The idea is to reduce the feedback loop on your code. It’s an iterative process, consisting of writing a test, writing code, making that test pass, and then refactoring the code. Based on any errors you receive when running the code, you’ll be able to determine what the next required step is. It helps you figure out what you want to do, and then implementing the minimum amount of code needed to make that happen.
I find this style of programming very satisfying, as you will see visual indicators showing progress you have made. It’s almost like seeing checkpoints or objectives in a video game, which you must pass in order to advance to the next level.
Additionally, I find that it helps me write cleaner, leaner code. When writing a test, it forces you to think of how that part of your program will function. This gives you a clear direction of what code you will need to write next.
Prior to committing to learning software development, I worked in software quality assurance (QA) writing and executing tests. I helped to maintain and create new test cases for various features of the company’s web application.
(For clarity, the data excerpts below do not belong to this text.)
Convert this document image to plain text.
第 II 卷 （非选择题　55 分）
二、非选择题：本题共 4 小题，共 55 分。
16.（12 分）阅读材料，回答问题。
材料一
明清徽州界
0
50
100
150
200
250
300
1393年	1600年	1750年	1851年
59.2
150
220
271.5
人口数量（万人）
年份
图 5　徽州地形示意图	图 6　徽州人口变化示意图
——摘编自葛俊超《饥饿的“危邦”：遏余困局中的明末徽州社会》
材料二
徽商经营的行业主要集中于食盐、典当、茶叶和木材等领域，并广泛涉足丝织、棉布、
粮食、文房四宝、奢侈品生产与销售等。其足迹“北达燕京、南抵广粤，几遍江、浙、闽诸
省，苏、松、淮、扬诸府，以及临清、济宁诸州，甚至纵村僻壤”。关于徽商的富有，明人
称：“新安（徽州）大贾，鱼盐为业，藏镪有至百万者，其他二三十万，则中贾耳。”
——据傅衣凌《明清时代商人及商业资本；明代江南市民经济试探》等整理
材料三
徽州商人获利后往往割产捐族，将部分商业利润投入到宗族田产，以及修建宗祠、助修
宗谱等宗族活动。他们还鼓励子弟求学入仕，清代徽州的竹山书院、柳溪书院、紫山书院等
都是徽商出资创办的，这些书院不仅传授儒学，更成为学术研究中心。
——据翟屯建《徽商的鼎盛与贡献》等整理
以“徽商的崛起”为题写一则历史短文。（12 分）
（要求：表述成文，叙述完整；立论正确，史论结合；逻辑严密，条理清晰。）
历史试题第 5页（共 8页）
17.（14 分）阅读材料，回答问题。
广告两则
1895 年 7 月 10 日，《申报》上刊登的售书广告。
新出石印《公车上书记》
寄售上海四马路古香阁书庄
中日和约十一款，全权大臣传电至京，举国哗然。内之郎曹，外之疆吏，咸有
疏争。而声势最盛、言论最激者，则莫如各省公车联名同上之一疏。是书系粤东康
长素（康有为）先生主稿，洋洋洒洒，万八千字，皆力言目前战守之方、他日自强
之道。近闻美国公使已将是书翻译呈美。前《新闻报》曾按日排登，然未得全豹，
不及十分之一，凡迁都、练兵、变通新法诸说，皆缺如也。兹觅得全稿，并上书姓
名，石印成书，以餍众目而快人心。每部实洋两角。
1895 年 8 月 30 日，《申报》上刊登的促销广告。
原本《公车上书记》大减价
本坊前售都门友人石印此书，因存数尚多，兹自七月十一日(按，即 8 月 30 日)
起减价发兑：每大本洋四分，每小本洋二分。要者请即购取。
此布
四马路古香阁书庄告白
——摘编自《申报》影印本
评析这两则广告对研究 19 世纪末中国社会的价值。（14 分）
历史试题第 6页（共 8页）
This experience proved to be helpful when writing tests, as I was used to coming up with various edge cases and trying to “break” other people’s code.
I loved catching bugs that slipped by while in QA, and now have the challenge of identifying potential potential bugs as a program is being written. Though it requires a slightly different way of writing code, which results in more upfront time, the potential for saving time overall makes it very worth it. I’ve seen many times where bugs have been caught before shipping, but then the source of the bug had to be determined, which can sometimes be the most challenging part of the process.
Writing code procedurally, focusing on one test at a time, definitely seems like the most efficient way to produce “bullet-proof” code. I’m on board with the TDD way.